Jai Ho! Democracy opens to an India-Pakistan border that is simmering with tension. A hen is spotted in no man’s land, and both the sides lay claim to it. An Indian solider, who is a junior cook in the army, is sent to get that contentious hen back. The head of the Pakistani regiment, then, loses his cool and warns of dire consequences if the hen is stolen.
You know where this is going. Jai Ho! Democracy doesn’t want to make any sense whatsoever and, given how deliberately cartoonish the film’s Indian and Pakistani soldiers are, it’s not such a bad thing. One nonsensical, but nevertheless comical, scene features miffed soldiers from both the sides hurling abuses at each other. Another scene has them standing near their respective borders, urging the hen to come to their side.
These funny and silly bits work because they are a welcome departure from the simplistic, jingoistic war dramas that often come out of Bollywood. And it’s not surprising that the two films in recent times to have bucked that trend were conceived of as low budget indies — Filmistaan and Kya Delhi Kya Lahore.
But you wonder for how long will Kapoor and Bhullar can sustain interest in a plot that is completely irrational, at least at the start. Instead of choosing to restrain the film’s absurdity, they take it further by introducing another plot point that rivals the first one in gleeful silliness.
As the tension on the border keeps increasing, there is a possibility of India waging a war on Pakistan. A committee, chaired by an ex-Supreme Court judge Ramalingam (Annu Kapoor), and comprising six members from both ruling and opposition parties, is set up to pass a bill that will decide whether India should go on war. These members, as evidenced by their distinct accents, belong to the different parts of the country — Assam, West Bengal, Punjab, Tamil Nadu. They’re a group of people, fixated on fulfilling personal agendas, that fails to see the big picture. Evidently, Kapoor and Bhullar are trying to paint a picture of the country’s decision makers through them.
Fortunately for Jai Ho!

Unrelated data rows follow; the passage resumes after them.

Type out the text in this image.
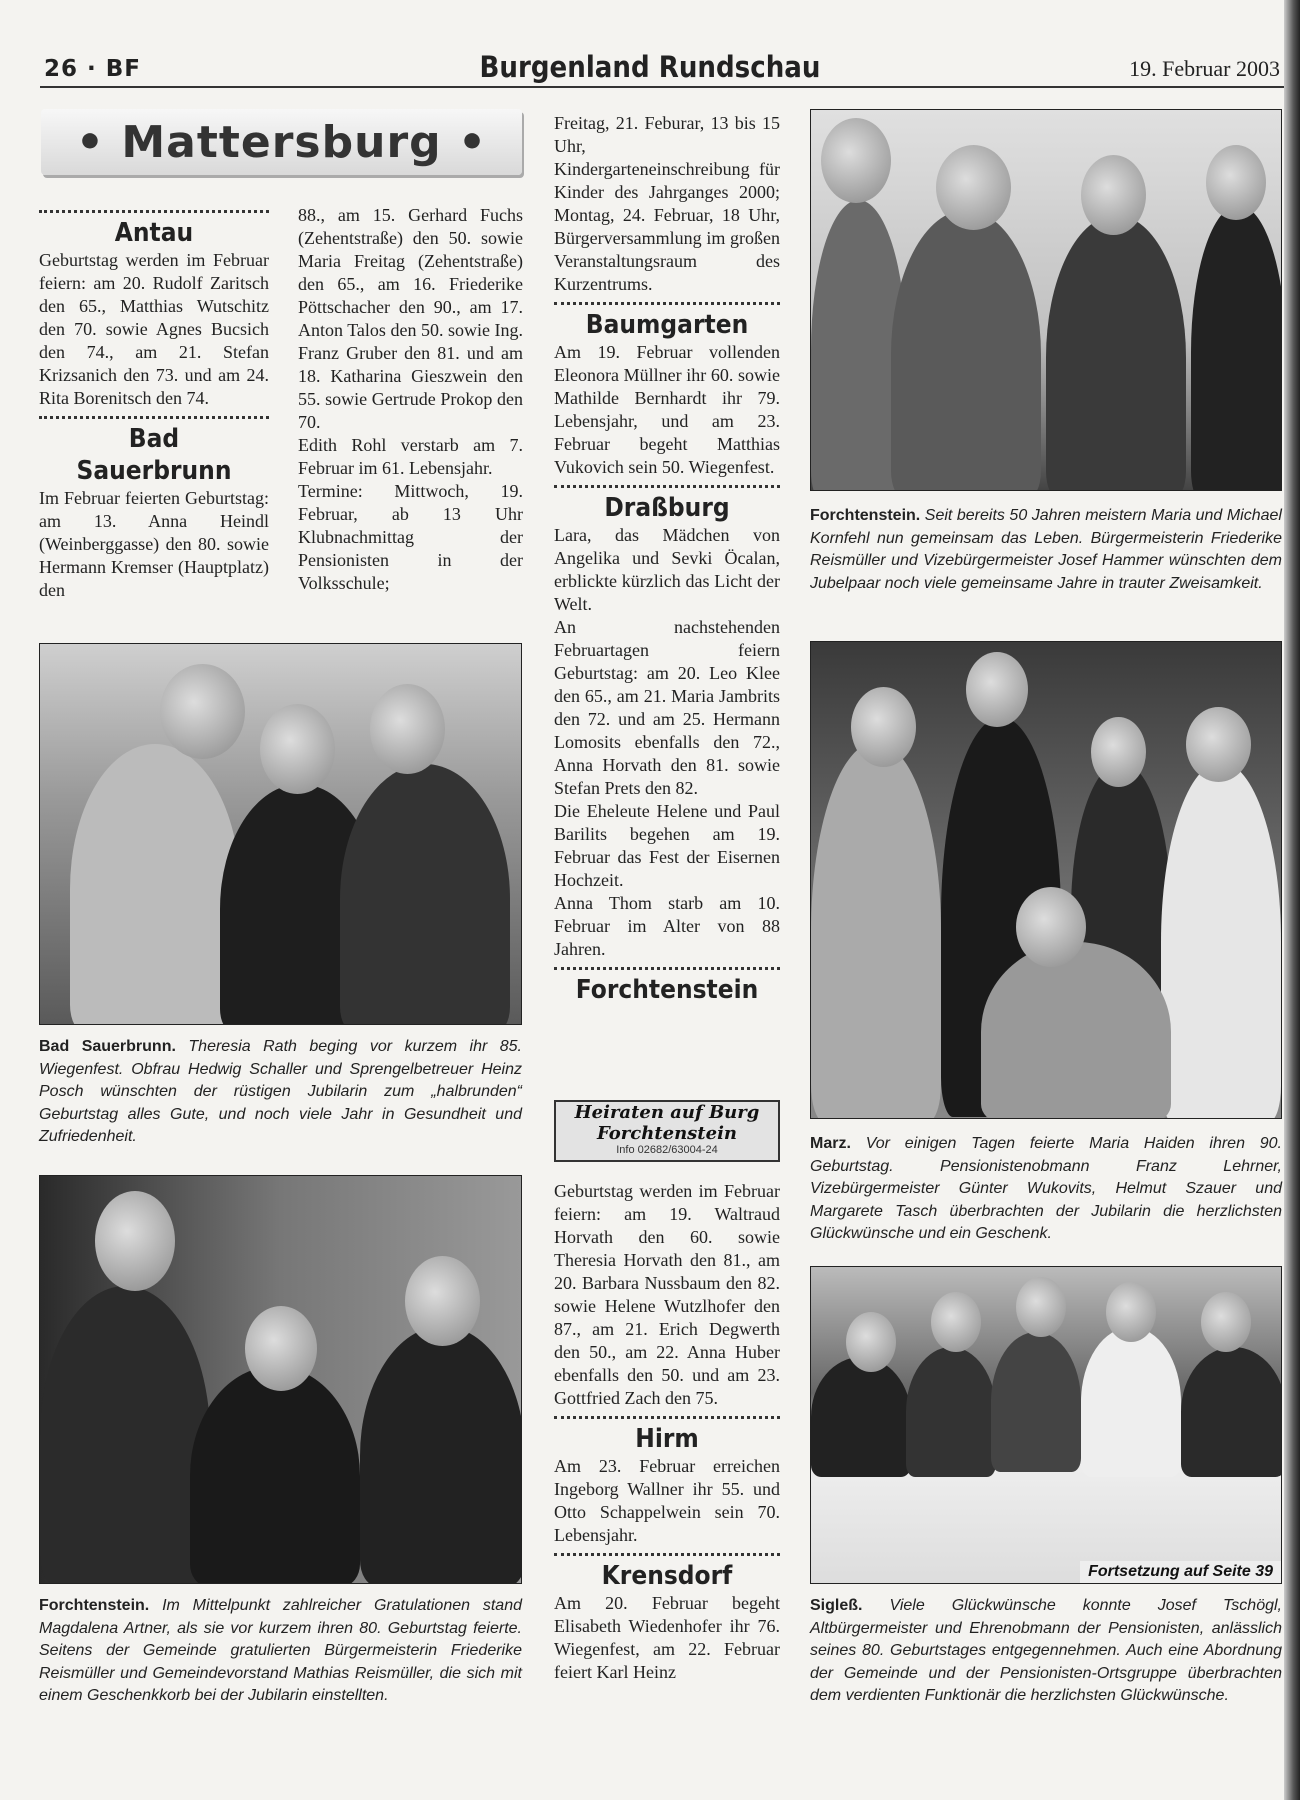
26 · BF	Burgenland Rundschau	19. Februar 2003
• Mattersburg •
Antau

Geburtstag werden im Februar feiern: am 20. Rudolf Zaritsch den 65., Matthias Wutschitz den 70. sowie Agnes Bucsich den 74., am 21. Stefan Krizsanich den 73. und am 24. Rita Borenitsch den 74.

Bad Sauerbrunn

Im Februar feierten Geburtstag: am 13. Anna Heindl (Weinberggasse) den 80. sowie Hermann Kremser (Hauptplatz) den

88., am 15. Gerhard Fuchs (Zehentstraße) den 50. sowie Maria Freitag (Zehentstraße) den 65., am 16. Friederike Pöttschacher den 90., am 17. Anton Talos den 50. sowie Ing. Franz Gruber den 81. und am 18. Katharina Gieszwein den 55. sowie Gertrude Prokop den 70.

Edith Rohl verstarb am 7. Februar im 61. Lebensjahr.

Termine: Mittwoch, 19. Februar, ab 13 Uhr Klubnachmittag der Pensionisten in der Volksschule;

Freitag, 21. Feburar, 13 bis 15 Uhr, Kindergarteneinschreibung für Kinder des Jahrganges 2000; Montag, 24. Februar, 18 Uhr, Bürgerversammlung im großen Veranstaltungsraum des Kurzentrums.

Baumgarten

Am 19. Februar vollenden Eleonora Müllner ihr 60. sowie Mathilde Bernhardt ihr 79. Lebensjahr, und am 23. Februar begeht Matthias Vukovich sein 50. Wiegenfest.

Draßburg

Lara, das Mädchen von Angelika und Sevki Öcalan, erblickte kürzlich das Licht der Welt.

An nachstehenden Februartagen feiern Geburtstag: am 20. Leo Klee den 65., am 21. Maria Jambrits den 72. und am 25. Hermann Lomosits ebenfalls den 72., Anna Horvath den 81. sowie Stefan Prets den 82.

Die Eheleute Helene und Paul Barilits begehen am 19. Februar das Fest der Eisernen Hochzeit.

Anna Thom starb am 10. Februar im Alter von 88 Jahren.

Forchtenstein
Heiraten auf Burg
Forchtenstein
Info 02682/63004-24

Geburtstag werden im Februar feiern: am 19. Waltraud Horvath den 60. sowie Theresia Horvath den 81., am 20. Barbara Nussbaum den 82. sowie Helene Wutzlhofer den 87., am 21. Erich Degwerth den 50., am 22. Anna Huber ebenfalls den 50. und am 23. Gottfried Zach den 75.

Hirm

Am 23. Februar erreichen Ingeborg Wallner ihr 55. und Otto Schappelwein sein 70. Lebensjahr.

Krensdorf

Am 20. Februar begeht Elisabeth Wiedenhofer ihr 76. Wiegenfest, am 22. Februar feiert Karl Heinz

Bad Sauerbrunn. Theresia Rath beging vor kurzem ihr 85. Wiegenfest. Obfrau Hedwig Schaller und Sprengelbetreuer Heinz Posch wünschten der rüstigen Jubilarin zum „halbrunden“ Geburtstag alles Gute, und noch viele Jahr in Gesundheit und Zufriedenheit.
Forchtenstein. Im Mittelpunkt zahlreicher Gratulationen stand Magdalena Artner, als sie vor kurzem ihren 80. Geburtstag feierte. Seitens der Gemeinde gratulierten Bürgermeisterin Friederike Reismüller und Gemeindevorstand Mathias Reismüller, die sich mit einem Geschenkkorb bei der Jubilarin einstellten.
Forchtenstein. Seit bereits 50 Jahren meistern Maria und Michael Kornfehl nun gemeinsam das Leben. Bürgermeisterin Friederike Reismüller und Vizebürgermeister Josef Hammer wünschten dem Jubelpaar noch viele gemeinsame Jahre in trauter Zweisamkeit.
Marz. Vor einigen Tagen feierte Maria Haiden ihren 90. Geburtstag. Pensionistenobmann Franz Lehrner, Vizebürgermeister Günter Wukovits, Helmut Szauer und Margarete Tasch überbrachten der Jubilarin die herzlichsten Glückwünsche und ein Geschenk.
Fortsetzung auf Seite 39
Sigleß. Viele Glückwünsche konnte Josef Tschögl, Altbürgermeister und Ehrenobmann der Pensionisten, anlässlich seines 80. Geburtstages entgegennehmen. Auch eine Abordnung der Gemeinde und der Pensionisten-Ortsgruppe überbrachten dem verdienten Funktionär die herzlichsten Glückwünsche.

Democracy, the scenes are not materialised through contrived or heavy-handed sermonising. Instead, the characters revel in their silliness. Although there’s nothing highbrow about the gags, which are mostly devoid of nuance, they are also simple, unpretentious and therefore funny.
Some jokes — for example, a 65-year-old politician (Om Puri) being persuaded to do sit ups because he was rude to the fellow members of the House — may appear to stretch credibility, but the comical absurdity matches the tone of the film. Also, considering the antics that the Indian parliament has witnessed, perhaps no gag about it is incredible. There are obvious references to actual incidents, like the instance of a politician watching porn while his peers intensely debate an issue of national importance. Unfortunately, these feel both unfunny and unoriginal, but these slip-ups are few and far between.
Bizarrely, in the last 10 minutes, Jai Ho! Democracy changes its tone. The junior cook who went to no man’s land suddenly starts mouthing platitudes about the importance of India-Pakistan unity. No one will deny the sincerity of that sentiment, but the shift to rose-tinted and the preposterous final scenes make you think about those portions of the film that didn’t need a mouthpiece to get its point across.
The tension between the Indian and Pakistan armies, which is the pivot upon which Jai Ho! Democracy is balanced, is rooted in reality. However, its characters are over-the-top, juvenile buffoons who are constantly complicating the problems they are supposed to solve. By placing such caricatures in a believable milieu, Kapoor and Bhullar’s film satirises politicians, media and army men (and their jingoistic leanings) with ease.
That said, the satire is not particularly nuanced, profound or even consistently funny, but it’s still impressive because the film is just wicked enough.
The writer is a Delhi-based film critic.